Ela murmurou algo baixinho no sono, mas sem acordar de verdade. Comecei a bombar devagar, curtindo cada estocada funda, o som molhado da boceta dela engolindo meu pau ecoando no quarto. A cada metida, eu saía quase todo e voltava com força, sentindo as bolas pesadas batendo no clitóris dela.

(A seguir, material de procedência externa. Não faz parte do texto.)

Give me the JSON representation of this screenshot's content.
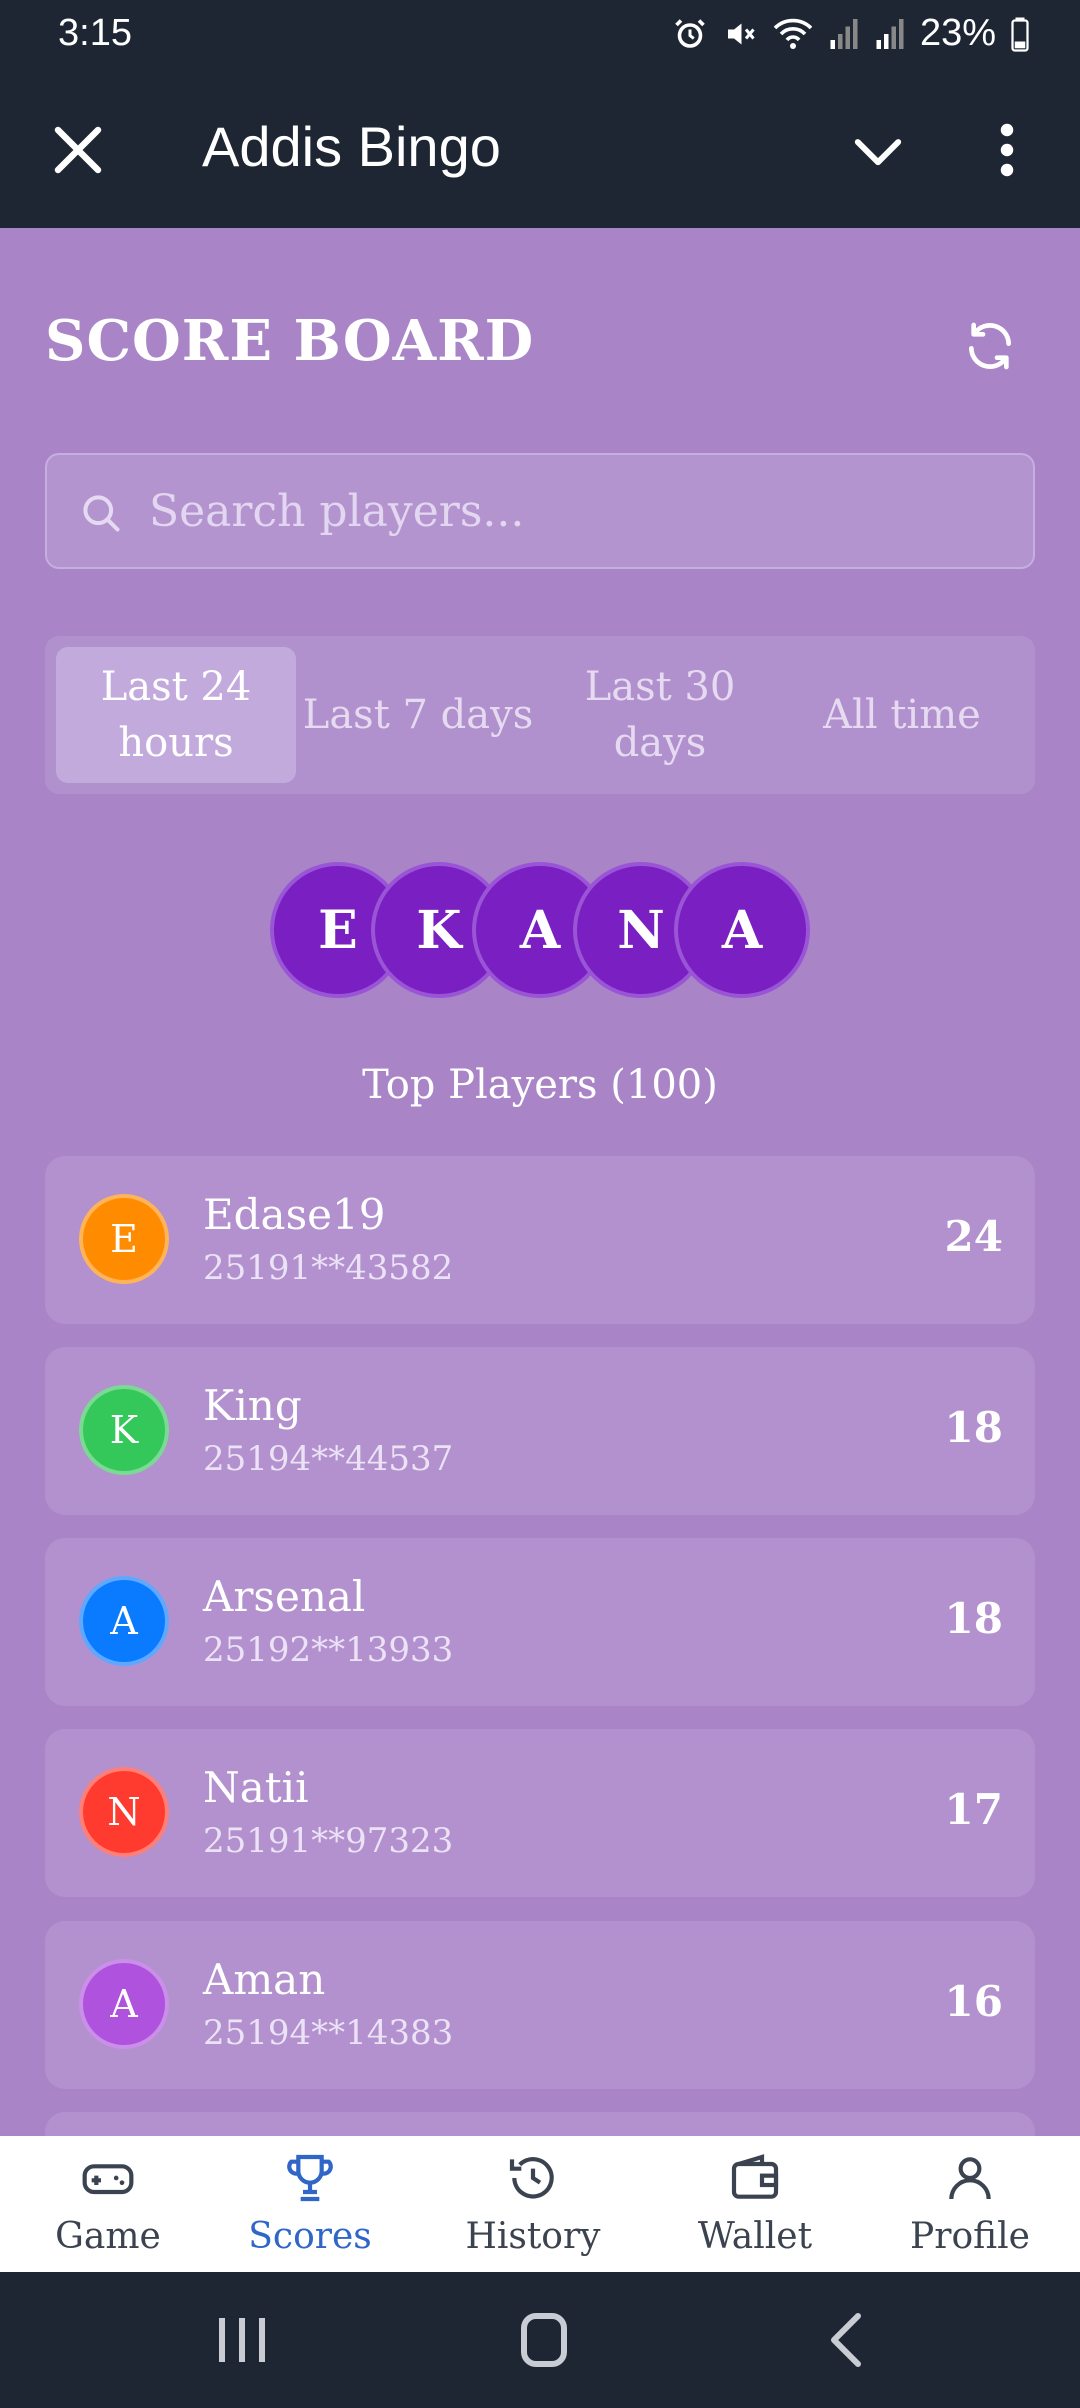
{
  "status_bar": {
    "time": "3:15",
    "battery": "23%"
  },
  "header": {
    "title": "Addis Bingo"
  },
  "scoreboard": {
    "title": "SCORE BOARD",
    "search_placeholder": "Search players...",
    "tabs": [
      {
        "label": "Last 24 hours",
        "active": true
      },
      {
        "label": "Last 7 days",
        "active": false
      },
      {
        "label": "Last 30 days",
        "active": false
      },
      {
        "label": "All time",
        "active": false
      }
    ],
    "initials": [
      "E",
      "K",
      "A",
      "N",
      "A"
    ],
    "top_players_label": "Top Players (100)",
    "players": [
      {
        "initial": "E",
        "name": "Edase19",
        "phone": "25191**43582",
        "score": "24",
        "color": "#ff8c00"
      },
      {
        "initial": "K",
        "name": "King",
        "phone": "25194**44537",
        "score": "18",
        "color": "#34c759"
      },
      {
        "initial": "A",
        "name": "Arsenal",
        "phone": "25192**13933",
        "score": "18",
        "color": "#0a7aff"
      },
      {
        "initial": "N",
        "name": "Natii",
        "phone": "25191**97323",
        "score": "17",
        "color": "#ff3b30"
      },
      {
        "initial": "A",
        "name": "Aman",
        "phone": "25194**14383",
        "score": "16",
        "color": "#af52de"
      }
    ]
  },
  "bottom_nav": {
    "items": [
      {
        "label": "Game",
        "icon": "gamepad-icon",
        "active": false
      },
      {
        "label": "Scores",
        "icon": "trophy-icon",
        "active": true
      },
      {
        "label": "History",
        "icon": "history-icon",
        "active": false
      },
      {
        "label": "Wallet",
        "icon": "wallet-icon",
        "active": false
      },
      {
        "label": "Profile",
        "icon": "profile-icon",
        "active": false
      }
    ]
  },
  "colors": {
    "background": "#a985c7",
    "accent": "#2f66c7",
    "initial_circle": "#7a1fc2"
  }
}
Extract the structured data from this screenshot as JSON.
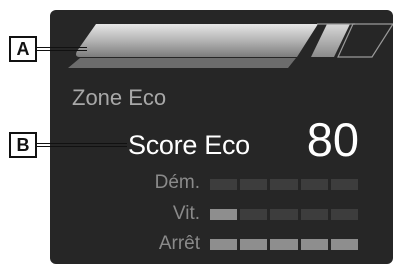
{
  "callouts": {
    "a": "A",
    "b": "B"
  },
  "display": {
    "zone_title": "Zone Eco",
    "score_label": "Score Eco",
    "score_value": "80",
    "rows": [
      {
        "label": "Dém.",
        "segments_total": 5,
        "segments_on": 0
      },
      {
        "label": "Vit.",
        "segments_total": 5,
        "segments_on": 1
      },
      {
        "label": "Arrêt",
        "segments_total": 5,
        "segments_on": 5
      }
    ],
    "gauge": {
      "zone_fill_fraction": 0.73
    }
  },
  "colors": {
    "screen_background": "#262626",
    "segment_off": "#3d3d3d",
    "segment_on": "#8e8e8e",
    "text_primary": "#ffffff",
    "text_secondary": "#a8a8a8"
  }
}
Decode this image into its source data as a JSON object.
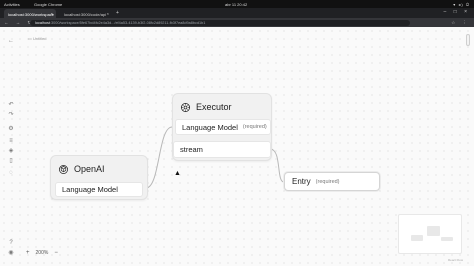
{
  "os": {
    "activities": "Activities",
    "app_name": "Google Chrome",
    "clock": "abr 11  20:42",
    "tray": "▾ ◂) ⏻"
  },
  "browser": {
    "tabs": [
      {
        "label": "localhost:3000/workspace"
      },
      {
        "label": "localhost:3000/code/api"
      }
    ],
    "url_host": "localhost",
    "url_path": ":3000/workspace/5fe67bd4fc2e4a3d.../ef4a53-4139-b3f2-08fc2d89211-fb3f7ea8d9a8bcd1b1"
  },
  "page": {
    "breadcrumb": "Untitled",
    "zoom_label": "200%",
    "minimap_caption": "React Flow"
  },
  "nodes": {
    "openai": {
      "title": "OpenAI",
      "output_label": "Language Model"
    },
    "executor": {
      "title": "Executor",
      "input_label": "Language Model",
      "input_required": "(required)",
      "output_label": "stream"
    },
    "entry": {
      "label": "Entry",
      "required": "(required)"
    }
  },
  "colors": {
    "canvas": "#fafafa",
    "node_bg": "#f1f1f1",
    "edge": "#b8b8b8"
  }
}
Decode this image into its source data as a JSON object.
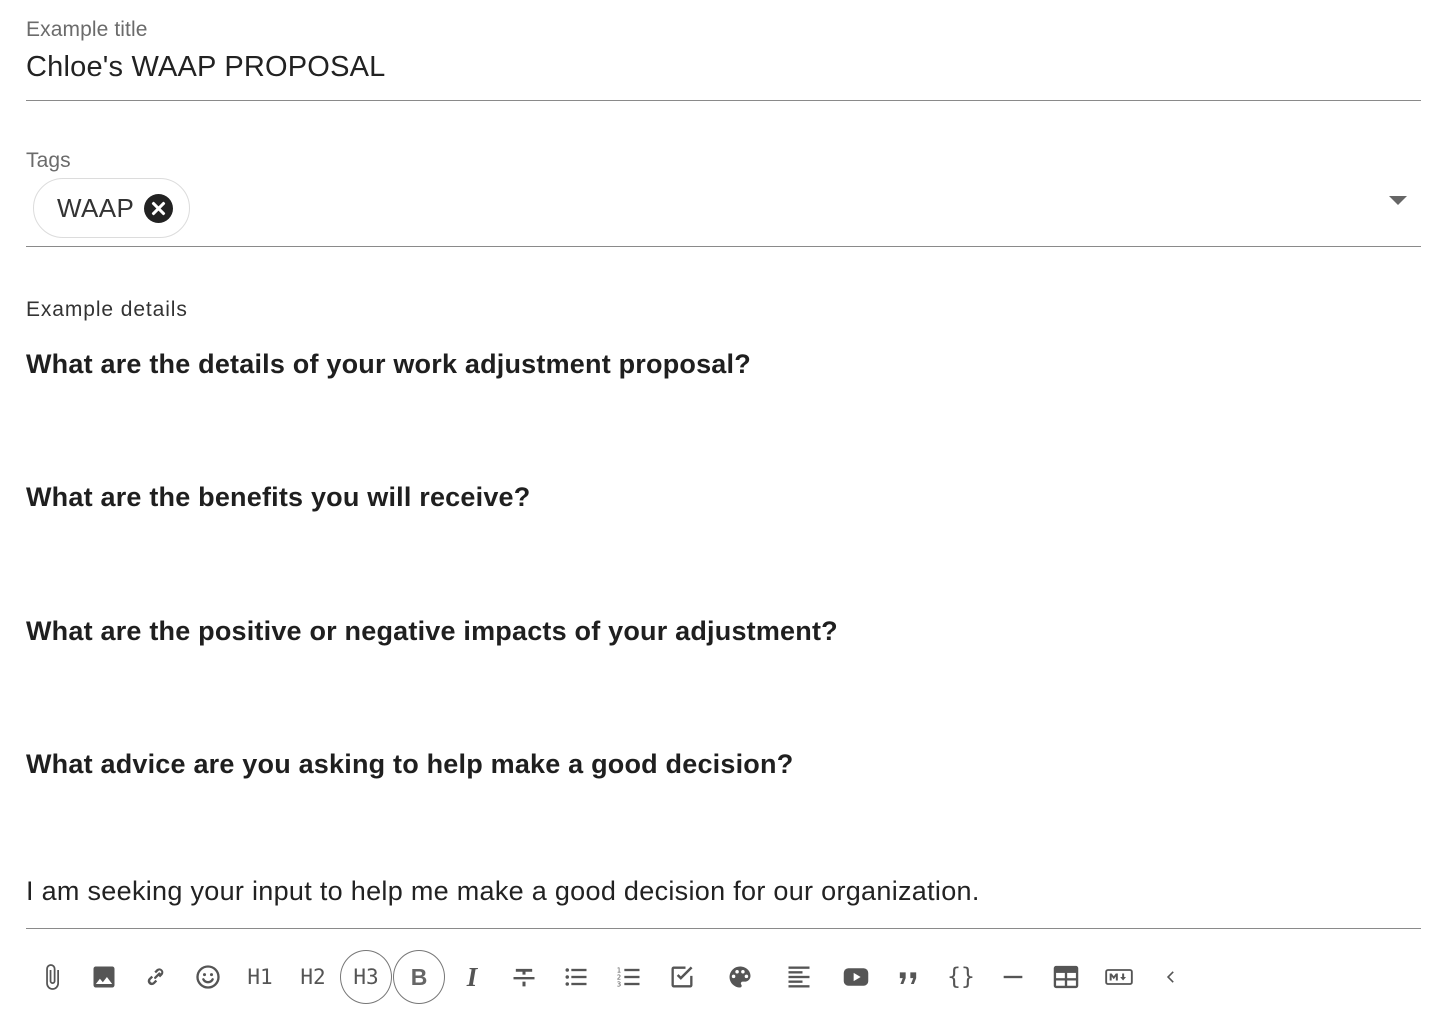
{
  "title_field": {
    "label": "Example title",
    "value": "Chloe's WAAP PROPOSAL"
  },
  "tags_field": {
    "label": "Tags",
    "chips": [
      {
        "label": "WAAP"
      }
    ]
  },
  "details": {
    "label": "Example details",
    "questions": [
      "What are the details of your work adjustment proposal?",
      "What are the benefits you will receive?",
      "What are the positive or negative impacts of your adjustment?",
      "What advice are you asking to help make a good decision?"
    ],
    "body_text": "I am seeking your input to help me make a good decision for our organization."
  },
  "toolbar": {
    "h1": "H1",
    "h2": "H2",
    "h3": "H3",
    "bold": "B",
    "italic": "I",
    "code": "{}",
    "active_items": [
      "H3",
      "B"
    ],
    "icons": [
      "attach-icon",
      "image-icon",
      "link-icon",
      "emoji-icon",
      "h1",
      "h2",
      "h3",
      "bold",
      "italic",
      "strikethrough-icon",
      "bullet-list-icon",
      "numbered-list-icon",
      "checklist-icon",
      "palette-icon",
      "align-left-icon",
      "youtube-icon",
      "quote-icon",
      "code",
      "horizontal-rule-icon",
      "table-icon",
      "markdown-icon",
      "collapse-chevron-icon"
    ]
  }
}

O barulho era obsceno: ploc-ploc-ploc, misturado com o cheiro de sexo que já tomava conta do ar.

Aumentei o ritmo, segurando firme os quadris dela, afundando as unhas na carne. "Acorda, sua putinha", rosnei baixo, e dei um tapa forte na bunda que deixou uma marca vermelha. Ela gemeu mais alto, finalmente abrindo os olhos, ainda grogue. "Pode meter... usa minha buceta à vontade, amor", sussurrou com a voz rouca, empinando mais pra mim como a vadia obediente que ela era.

Não me segurei mais. Segurei o cabelo dela com força, puxando a cabeça pra trás, e comecei a foder de verdade. Enfiei a pica nela com metidas brutas, rápidas, sem dó. A buceta dela fazia barulhos indecentes, aquele som de "schlop schlop schlop" cada vez que eu enterrava até o talo. Sentia o líquido dela escorrendo pelas minhas bolas, pingando na cama, deixando tudo encharcado. "Tá gostando de ser acordada assim, né? De ser meu depósito de porra particular?", provoquei, dando outro tapa na bunda.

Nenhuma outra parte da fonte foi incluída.